Greenspring Associates
- Type: Private
- Industry: Venture capital
- Founded: 2000
- Defunct: 2021
- Key people: C. Ashton Newhall, James "Jim" Lim, John Avirett, Hunter Somerville, Eric Thompson
- AUM: $17B
- Number of employees: 150
- Website: www.greenspringassociates.com

= Greenspring Associates =

American venture capital firm

Greenspring Associates was a venture capital firm that invested primarily in the information technology, biotechnology, healthcare and telecommunications sectors. The firm was based in Owings Mills, Maryland and maintained offices in Palo Alto, CA, Miami, FL, London, and Beijing. The company was led by two Managing General Partners, C. Ashton Newhall and James "Jim" Lim, along with General Partners Hunter Somerville, John Avirett, and Lindsay Redfield, as well as Chief Operating Officer Eric Thompson, Chief Financial Officer Carrie McIntyre, and Partners Seyonne Kang and Adair Newhall. In 2021, the Firm agreed to be acquired by StepStone Group in a transaction valued north of $725 million, bringing the combined firm's assets under management to a figure around $27 billion.

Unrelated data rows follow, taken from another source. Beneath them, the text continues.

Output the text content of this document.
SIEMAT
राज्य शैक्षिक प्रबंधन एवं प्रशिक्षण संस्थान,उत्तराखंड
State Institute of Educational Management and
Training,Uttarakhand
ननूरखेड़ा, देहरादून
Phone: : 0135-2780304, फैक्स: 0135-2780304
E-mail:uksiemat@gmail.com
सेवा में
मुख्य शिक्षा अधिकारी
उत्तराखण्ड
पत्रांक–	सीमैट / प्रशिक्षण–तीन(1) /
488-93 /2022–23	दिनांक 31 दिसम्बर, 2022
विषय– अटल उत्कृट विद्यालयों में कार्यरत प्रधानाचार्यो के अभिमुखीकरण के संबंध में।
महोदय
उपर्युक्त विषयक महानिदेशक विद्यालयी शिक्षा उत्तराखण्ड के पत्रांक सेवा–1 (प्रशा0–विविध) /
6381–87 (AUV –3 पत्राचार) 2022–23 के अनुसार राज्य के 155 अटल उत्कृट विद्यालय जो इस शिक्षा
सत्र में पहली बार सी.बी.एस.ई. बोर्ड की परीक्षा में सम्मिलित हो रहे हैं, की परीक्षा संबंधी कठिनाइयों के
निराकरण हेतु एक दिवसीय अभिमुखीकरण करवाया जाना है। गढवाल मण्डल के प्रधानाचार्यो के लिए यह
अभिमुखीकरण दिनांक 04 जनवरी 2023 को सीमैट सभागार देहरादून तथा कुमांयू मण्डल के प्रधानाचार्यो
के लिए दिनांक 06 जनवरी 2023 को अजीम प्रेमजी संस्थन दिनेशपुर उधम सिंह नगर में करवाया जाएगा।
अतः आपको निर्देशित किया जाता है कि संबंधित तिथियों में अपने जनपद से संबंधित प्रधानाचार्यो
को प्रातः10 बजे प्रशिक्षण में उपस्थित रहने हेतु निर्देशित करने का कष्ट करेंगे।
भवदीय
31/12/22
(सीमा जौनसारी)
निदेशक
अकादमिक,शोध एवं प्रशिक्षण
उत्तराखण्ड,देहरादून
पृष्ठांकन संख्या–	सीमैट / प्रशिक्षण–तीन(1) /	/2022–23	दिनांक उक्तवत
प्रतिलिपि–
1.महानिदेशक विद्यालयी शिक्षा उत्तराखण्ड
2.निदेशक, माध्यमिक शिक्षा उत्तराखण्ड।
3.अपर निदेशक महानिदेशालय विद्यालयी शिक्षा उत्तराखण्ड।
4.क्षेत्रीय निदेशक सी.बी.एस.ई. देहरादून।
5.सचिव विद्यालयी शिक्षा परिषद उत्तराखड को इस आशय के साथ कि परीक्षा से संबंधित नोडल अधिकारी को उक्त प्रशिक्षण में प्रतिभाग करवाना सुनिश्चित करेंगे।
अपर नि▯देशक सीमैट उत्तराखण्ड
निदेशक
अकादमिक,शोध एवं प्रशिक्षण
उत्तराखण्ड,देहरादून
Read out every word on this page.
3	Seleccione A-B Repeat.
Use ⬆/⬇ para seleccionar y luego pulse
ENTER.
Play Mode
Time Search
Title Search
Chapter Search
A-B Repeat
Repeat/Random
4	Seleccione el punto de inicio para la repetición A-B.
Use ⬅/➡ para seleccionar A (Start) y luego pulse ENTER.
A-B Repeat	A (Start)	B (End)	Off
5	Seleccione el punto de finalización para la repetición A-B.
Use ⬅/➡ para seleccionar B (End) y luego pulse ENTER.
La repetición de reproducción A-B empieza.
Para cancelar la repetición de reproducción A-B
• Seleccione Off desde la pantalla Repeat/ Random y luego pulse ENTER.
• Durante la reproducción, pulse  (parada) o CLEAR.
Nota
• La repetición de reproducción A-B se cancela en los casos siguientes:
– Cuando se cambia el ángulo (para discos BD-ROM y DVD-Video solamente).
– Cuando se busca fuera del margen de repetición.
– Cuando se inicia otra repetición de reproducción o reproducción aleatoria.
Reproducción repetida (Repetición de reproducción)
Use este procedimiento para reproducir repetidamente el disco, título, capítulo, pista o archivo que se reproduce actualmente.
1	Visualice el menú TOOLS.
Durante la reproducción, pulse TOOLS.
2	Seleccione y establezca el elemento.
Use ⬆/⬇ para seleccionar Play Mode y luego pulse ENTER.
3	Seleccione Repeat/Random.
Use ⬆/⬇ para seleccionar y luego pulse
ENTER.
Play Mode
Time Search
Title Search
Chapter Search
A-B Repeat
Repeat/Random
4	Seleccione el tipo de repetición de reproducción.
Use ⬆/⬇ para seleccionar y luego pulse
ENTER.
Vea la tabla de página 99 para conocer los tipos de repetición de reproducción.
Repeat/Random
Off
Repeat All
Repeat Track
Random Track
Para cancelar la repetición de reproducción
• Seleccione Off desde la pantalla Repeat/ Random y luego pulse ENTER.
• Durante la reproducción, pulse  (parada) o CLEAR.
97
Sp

Greenspring Associates pioneered the "flywheel" of venture capital investing, blending fund, direct and secondary investments while also providing bespoke solutions on behalf of large institutions. As of July 2021, in combination with StepStone Group's venture capital outfit, the combined firm managed over $17B USD in assets under management (AUM) on behalf of a wide range of global institutions.

==History==
Greenspring Associates was founded in 2000 as Montagu Newhall Associates by C. Ashton Newhall, son of New Enterprise Associates' co-founder, venture capitalist Chuck Newhall, and Rupert Montagu.

In 2010, the firm became "Greenspring Associates".

The firm's historical direct investments include Chewy.com, Fuze, Everything But The House, ExactTarget (now Salesforce Marketing Cloud), NeoTract, Inc. (now Teleflex), euNetworks, GrubHub, Cologix, Cvent, Gigya, Intarcia Therapeutics, Workfront, Teamviewer, DemandBase, Proofpoint, ChannelAdvisor, Cameron Health (now part of Boston Scientific), ScanSafe and Assent Compliance.